Le mois dernier, lors d’un entretien informel, j’ai entendu un des membres du futur gouvernement polonais dire que “la chute de la démographie dans les pays européens pose moins de problèmes que les millions de jeunes militants du djihad dans les banlieues, gonflés de testostérone”. On ne peut pas reprocher au parti conservateur polonais de ne pas parler ouvertement et sans ambages, phénomène tout nouveau en Europe, où même à propos des immigrés de la troisième génération on n’évoque que des droits et non des obligations.
L’un des responsables des musulmans de France a déclaré, par exemple, à propos de cette situation qui ressemble fort à une guerre civile : “Il faut tout faire pour que les habitants des banlieues ne vivent plus dans des trous insalubres.” Or aucun citoyen français ne détient le droit naturel de vivre en centre-ville. Il a seulement droit aux études et à la recherche d’un emploi. Bien sûr, je sais, il y a la discrimination. Comme l’a expliqué un jeune musulman : “Avec un nom arabe, je ne trouve pas de travail approprié.” Lors d’un entretien d’embauche, même si l’on revêt son plus beau sweat-shirt à capuche et que l’on dissimule bien son cocktail Molotov, on a peu de chances d’être retenu. Il est clair, en tout cas, que les images des voitures incendiées aideront les employeurs à changer d’avis.
Je ne veux pas nier que beaucoup de jeunes musulmans, désireux de s’intégrer, sont victimes de discrimination. Je veux dire que la discrimination n’explique pas la situation actuelle. De même, le mot “ghetto” ne convient pas pour décrire les banlieues françaises, puisque, il y a déjà cinq cents ans, à Venise, ce mot désignait un quartier où une certaine population devait résider d’office. Ici, ce n’est pas le cas, et, si les jeunes musulmans français ont l’impression de vivre dans des ghettos, ce sont eux-mêmes qui transforment leurs quartiers en ghettos.

L’Etat et les municipalités pourraient faire un peu plus en faveur de l’éducation. Mais pour cela ils auraient besoin d’interlocuteurs. Ce qui n’est pas facile à trouver, quand on entend des musulmans dire : “Je déteste le mot ‘intégration’ parce que ça sous-entend que les Français devraient nous intégrer et que nous, les immigrés, devrions nous intégrer dans la société française.” En effet, c’est justement ce qui devrait se passer. Et, aussi longtemps que cela ne se réalisera pas, l’Europe devra réglementer l’immigration de façon radicale.
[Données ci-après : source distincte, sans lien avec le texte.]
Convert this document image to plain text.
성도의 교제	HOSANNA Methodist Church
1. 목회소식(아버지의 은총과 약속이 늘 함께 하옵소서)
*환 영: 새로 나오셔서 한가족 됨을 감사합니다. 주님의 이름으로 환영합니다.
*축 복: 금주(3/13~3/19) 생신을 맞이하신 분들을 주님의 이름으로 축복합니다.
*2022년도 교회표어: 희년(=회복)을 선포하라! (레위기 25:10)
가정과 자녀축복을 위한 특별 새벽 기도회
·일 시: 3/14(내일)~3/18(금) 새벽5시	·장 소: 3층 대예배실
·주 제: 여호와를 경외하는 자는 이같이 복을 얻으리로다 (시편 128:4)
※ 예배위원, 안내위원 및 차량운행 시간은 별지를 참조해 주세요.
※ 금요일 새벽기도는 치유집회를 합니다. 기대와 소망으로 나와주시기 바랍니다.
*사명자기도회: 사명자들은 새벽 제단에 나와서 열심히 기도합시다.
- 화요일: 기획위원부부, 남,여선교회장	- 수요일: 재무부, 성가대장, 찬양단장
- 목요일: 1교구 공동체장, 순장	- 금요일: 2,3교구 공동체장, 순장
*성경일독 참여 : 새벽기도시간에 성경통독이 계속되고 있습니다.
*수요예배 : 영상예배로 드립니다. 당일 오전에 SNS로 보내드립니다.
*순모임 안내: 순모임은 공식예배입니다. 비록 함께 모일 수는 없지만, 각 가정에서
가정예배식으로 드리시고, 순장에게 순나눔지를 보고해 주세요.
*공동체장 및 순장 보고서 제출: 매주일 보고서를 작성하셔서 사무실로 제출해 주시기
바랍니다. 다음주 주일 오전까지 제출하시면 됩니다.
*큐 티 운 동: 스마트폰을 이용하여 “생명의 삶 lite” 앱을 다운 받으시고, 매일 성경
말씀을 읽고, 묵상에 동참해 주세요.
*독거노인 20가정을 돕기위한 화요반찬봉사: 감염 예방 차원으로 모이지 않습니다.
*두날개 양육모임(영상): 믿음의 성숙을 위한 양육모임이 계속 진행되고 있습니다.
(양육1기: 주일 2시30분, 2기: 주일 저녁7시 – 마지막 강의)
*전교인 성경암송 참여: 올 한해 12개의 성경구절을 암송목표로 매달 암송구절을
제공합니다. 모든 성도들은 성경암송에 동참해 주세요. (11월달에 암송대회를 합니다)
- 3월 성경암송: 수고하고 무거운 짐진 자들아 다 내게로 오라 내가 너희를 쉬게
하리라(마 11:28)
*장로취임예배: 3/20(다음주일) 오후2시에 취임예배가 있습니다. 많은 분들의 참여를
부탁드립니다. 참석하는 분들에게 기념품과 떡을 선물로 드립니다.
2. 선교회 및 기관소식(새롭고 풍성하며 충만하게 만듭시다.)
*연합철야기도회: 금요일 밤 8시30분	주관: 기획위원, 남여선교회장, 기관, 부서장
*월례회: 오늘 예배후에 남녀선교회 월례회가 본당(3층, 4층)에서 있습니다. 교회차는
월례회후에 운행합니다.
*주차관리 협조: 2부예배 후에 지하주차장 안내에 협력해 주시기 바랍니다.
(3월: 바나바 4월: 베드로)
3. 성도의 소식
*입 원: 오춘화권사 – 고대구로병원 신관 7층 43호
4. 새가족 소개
On nous répond que l’économie européenne a besoin de main-d’œuvre étrangère. On nous dit également qu’il est impossible de fermer les frontières. Si, c’est possible : ce n’est qu’une question d’argent. D’ailleurs, il serait beaucoup plus judicieux d’investir dans la défense des frontières que – puisque nous parlons de la France – dans la politique agricole commune. Car, tandis qu’il est inconvenant de parler ouvertement des problèmes liés aux immigrés, les subventions agricoles exclusives représentent une telle fierté nationale pour les Français que Paris s’apprête justement à torpiller le démantèlement de ces aides auprès de l’Organisation mondiale du commerce. Autrement dit, la France veut empêcher les pays plus pauvres d’avoir leur chance sur le marché européen. Car, au-delà de la surveillance des frontières, il est tout aussi important de traiter la racine des problèmes : arriver à ce que ceux qui veulent vivre mieux ne soient pas obligés de quitter leur pays natal. Pour cela, bien entendu, il ne suffira pas de rogner sur les protectionnismes nationaux, il faudra aussi avoir une politique étrangère capable d’influencer, voire de favoriser le remplacement des régimes étrangers qui ne laissent pas prospérer leurs concitoyens. Voilà ce qu’il faudrait vraiment mettre en œuvre.